По лицу его я видела, что он взбешен, но всеми силами пытается сохранить самообладание. Сейчас главным для него было приструнить взбрыкнувшую ученицу, утвердить свою власть, вновь взять меня под контроль. А отыграться за этот демарш он мог и после.
Игорь протянул руку, попытался прикоснуться к моей щеке, но я отшатнулась и отступила на пару шагов назад. Он же двинулся вслед за мной.
– Я учил тебя тому, что роли – своей роли, той, которая тебе предназначена, – нужно отдаваться полностью, – заговорил он. – Что только так создается настоящая актерская игра. Это трудно, это больно, но только пропустив героиню через себя, впитав ее боль, ты можешь создать что-то настоящее. Нельзя размениваться, Влада, ты же сама это знаешь…
Он надвигался на меня, произносил эти слова своим хорошо поставленным, умеющим так искренне подрагивать в нужные моменты голосом. И я уже чувствовала, как меня снова опутывает этим мороком, как я опять теряю волю, способность мыслить здраво. Как все мои тщательно сформулированные доводы улетучиваются, а злость, придававшая мне сил, оседает и растворяется, как морская пена на разгоряченных солнцем камнях.
Я все отступала и отступала, пока не наткнулась спиной на стену аудитории. И тут он настиг меня, прижался, задышал в шею. Обжег своими опасными кипящими чернотой глазами.
– Игорь Иванович, войдет кто-нибудь. Нас увидят, – придушенно прошептала я.
– К черту, – прохрипел он. – Пусть видят. Мне надоело скрываться. Я… я женюсь на тебе.
И когда он привел этот последний, видимо, самый веский с его точки зрения довод, я вдруг снова как будто очнулась. Мне ясно стало, насколько же он испугался этой моей внезапно пробудившейся жажды свободы, раз готов пойти даже на эту крайность. Жениться… Чтобы привязать меня к себе уже навсегда.
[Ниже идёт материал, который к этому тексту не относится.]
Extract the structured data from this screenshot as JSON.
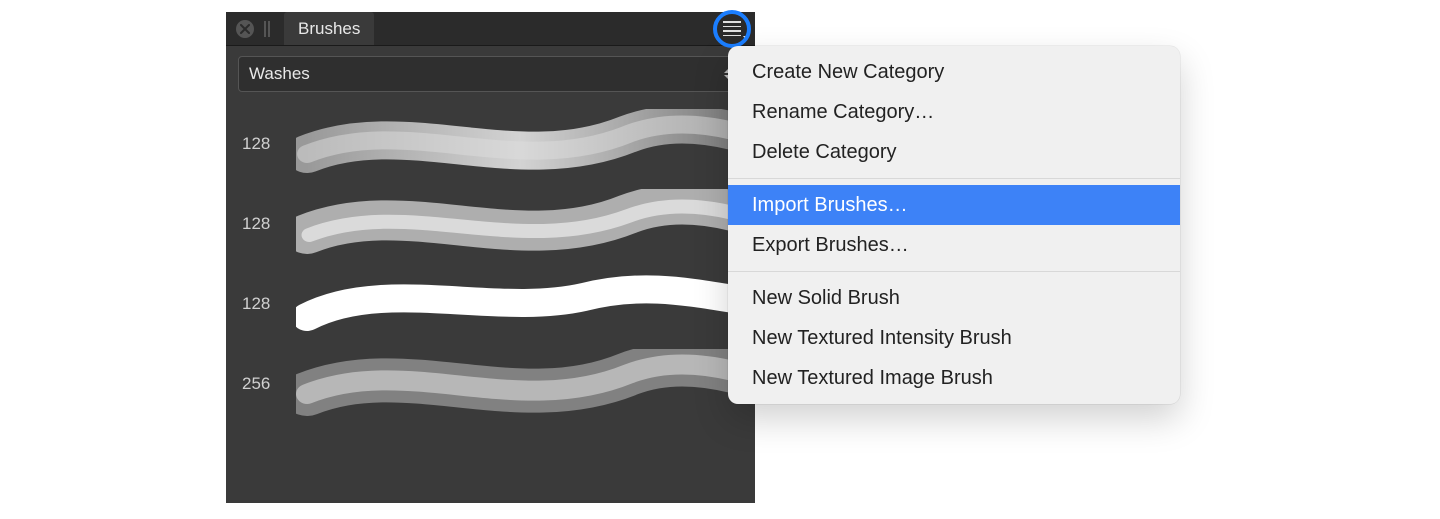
{
  "panel": {
    "tab_label": "Brushes",
    "category_selected": "Washes",
    "brushes": [
      {
        "size": "128"
      },
      {
        "size": "128"
      },
      {
        "size": "128"
      },
      {
        "size": "256"
      }
    ]
  },
  "menu": {
    "groups": [
      {
        "items": [
          "Create New Category",
          "Rename Category…",
          "Delete Category"
        ]
      },
      {
        "items": [
          "Import Brushes…",
          "Export Brushes…"
        ],
        "highlighted_index": 0
      },
      {
        "items": [
          "New Solid Brush",
          "New Textured Intensity Brush",
          "New Textured Image Brush"
        ]
      }
    ]
  },
  "colors": {
    "accent": "#3d82f7",
    "highlight_ring": "#1b7eff",
    "panel_bg": "#3a3a3a"
  }
}
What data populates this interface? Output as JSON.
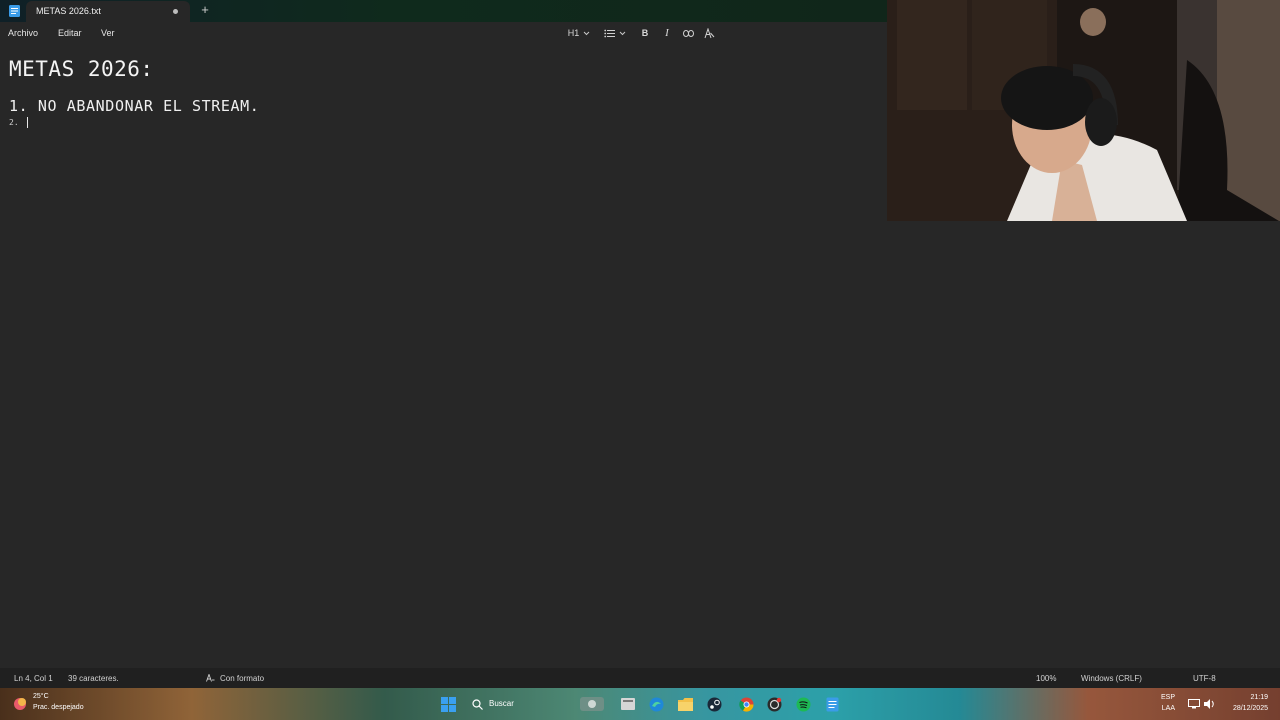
{
  "titlebar": {
    "tab_title": "METAS 2026.txt",
    "new_tab_label": "+"
  },
  "menu": {
    "items": [
      "Archivo",
      "Editar",
      "Ver"
    ]
  },
  "toolbar": {
    "heading_label": "H1",
    "bold_label": "B",
    "italic_label": "I"
  },
  "document": {
    "heading": "METAS 2026:",
    "line1": "1. NO ABANDONAR EL STREAM.",
    "line2": "2."
  },
  "status": {
    "position": "Ln 4, Col 1",
    "chars": "39 caracteres.",
    "format": "Con formato",
    "zoom": "100%",
    "line_ending": "Windows (CRLF)",
    "encoding": "UTF-8"
  },
  "taskbar": {
    "weather_temp": "25°C",
    "weather_desc": "Prac. despejado",
    "search_label": "Buscar",
    "lang_top": "ESP",
    "lang_bottom": "LAA",
    "time": "21:19",
    "date": "28/12/2025"
  },
  "colors": {
    "editor_bg": "#272727",
    "statusbar_bg": "#202020",
    "windows_blue": "#3a9ce8",
    "spotify_green": "#1db954"
  },
  "icons": [
    "notepad-icon",
    "chevron-down-icon",
    "list-icon",
    "link-icon",
    "clear-format-icon",
    "format-icon",
    "windows-start-icon",
    "search-icon",
    "file-explorer-icon",
    "edge-icon",
    "steam-icon",
    "chrome-icon",
    "spotify-icon",
    "notepad-taskbar-icon"
  ]
}
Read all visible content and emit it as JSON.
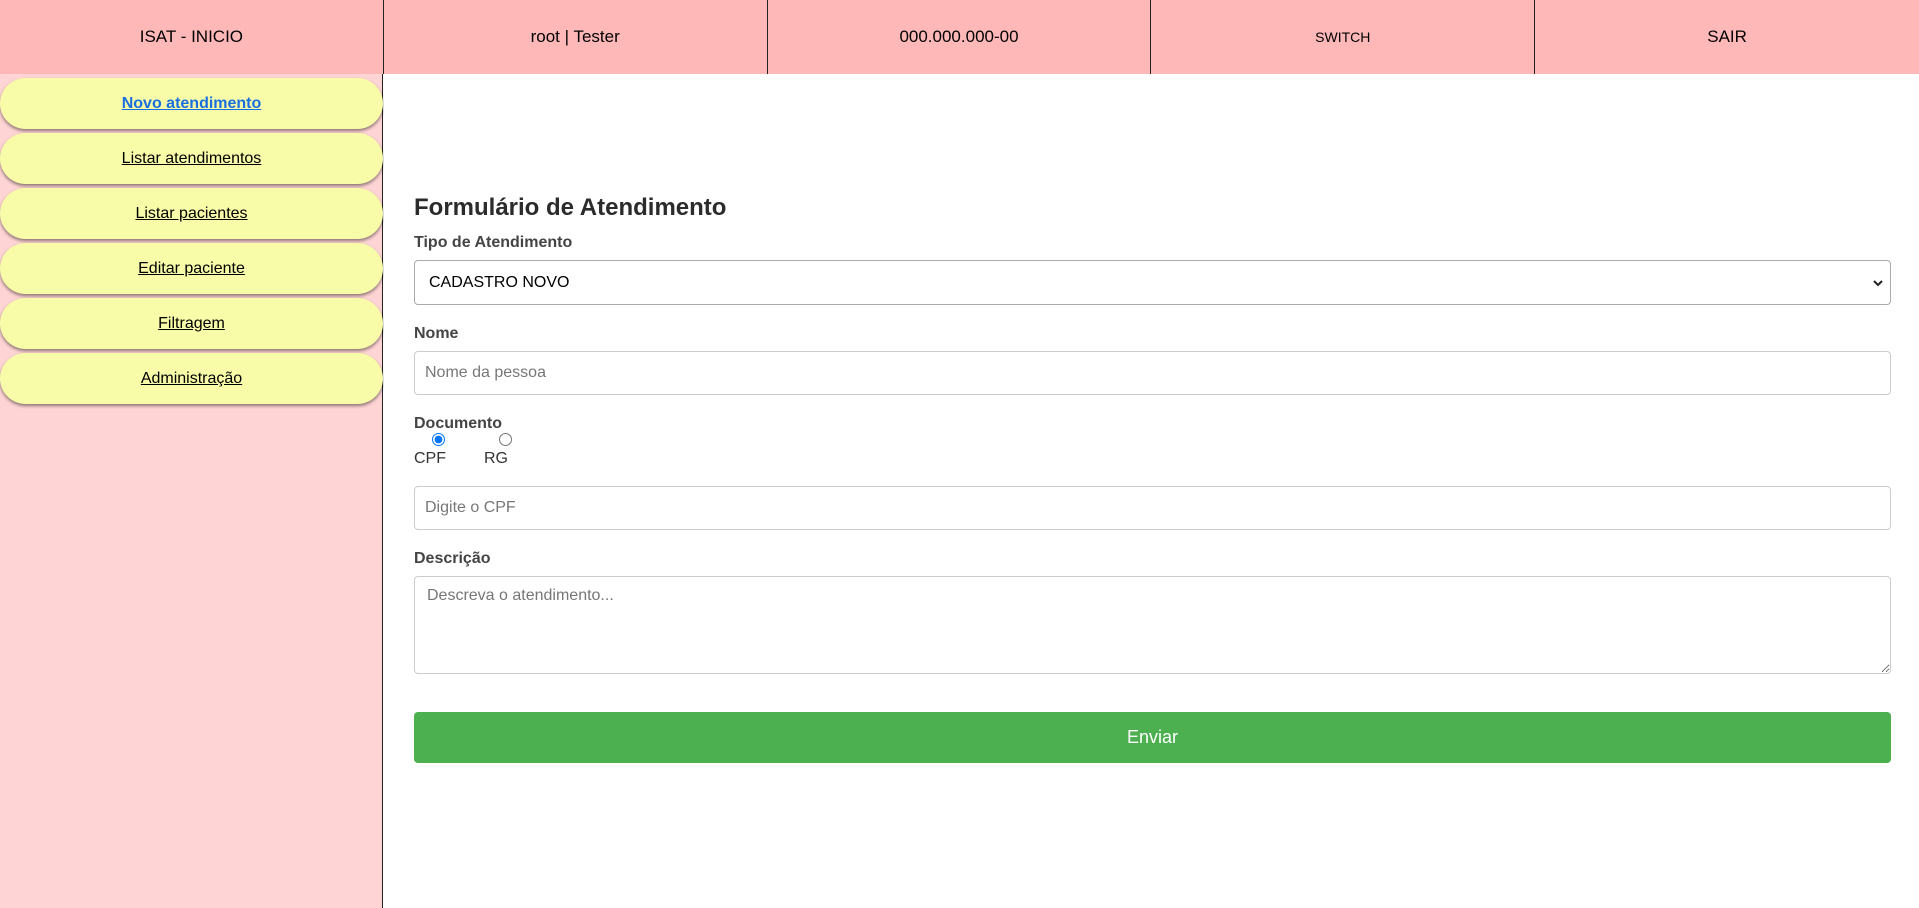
{
  "topbar": {
    "home": "ISAT - INICIO",
    "user": "root | Tester",
    "document": "000.000.000-00",
    "switch": "SWITCH",
    "logout": "SAIR"
  },
  "sidebar": {
    "items": [
      {
        "label": "Novo atendimento"
      },
      {
        "label": "Listar atendimentos"
      },
      {
        "label": "Listar pacientes"
      },
      {
        "label": "Editar paciente"
      },
      {
        "label": "Filtragem"
      },
      {
        "label": "Administração"
      }
    ]
  },
  "form": {
    "title": "Formulário de Atendimento",
    "tipo_label": "Tipo de Atendimento",
    "tipo_value": "CADASTRO NOVO",
    "nome_label": "Nome",
    "nome_placeholder": "Nome da pessoa",
    "documento_label": "Documento",
    "radio_cpf": "CPF",
    "radio_rg": "RG",
    "documento_placeholder": "Digite o CPF",
    "descricao_label": "Descrição",
    "descricao_placeholder": "Descreva o atendimento...",
    "submit": "Enviar"
  },
  "colors": {
    "topbar_bg": "#ffb8b8",
    "sidebar_bg": "#ffd4d4",
    "sidebar_item_bg": "#f8fca8",
    "active_link": "#1a6fe0",
    "submit_bg": "#4caf50"
  }
}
Чтобы я навечно осталась трепетной ученицей и музой прославленного Болдина.
Я решительно тряхнула головой и уперлась ладонями ему в грудь, отталкивая.
– Не надо, Игорь, – твердо сказала я. – Я… не хочу ничего больше. Хватит.
Он, не слушая, перехватил одной рукой мои запястья, уколол щетиной щеку, прижался к губам. И я принялась выворачиваться, дрожа от внезапно накатившего отвращения.
– Пусти! Пусти меня, я видеть тебя не могу.
Мне как-то удалось вырваться из его рук, я отскочила на пару шагов, вся встрепанная, расхристанная. И ровно в эту минуту кто-то поскребся в дверь. Затем она приоткрылась, и в щель просунулась голова Елены Евгеньевны, деканши:
– Игорь Иванович, вас… – начала она и вдруг уставилась на нас вытаращенными глазами.
Картина и вправду, должно быть, была живописная. Багровый, пышущий страстью и гневом Болдин и я, с видом испуганной нимфы отступающая от него. Елена Евгеньевна, кажется, едва удерживалась, чтобы не спросить, как мальчишка из того старого детского фильма:
– А че это вы здесь делаете, а?
Болдин, однако, быстро взял себя в руки, буркнул:
– Иду, Елена Евгеньевна, одну минуту. – И, обернувшись ко мне, произнес невозмутимо: – Влада, вам все понятно относительно вашей роли?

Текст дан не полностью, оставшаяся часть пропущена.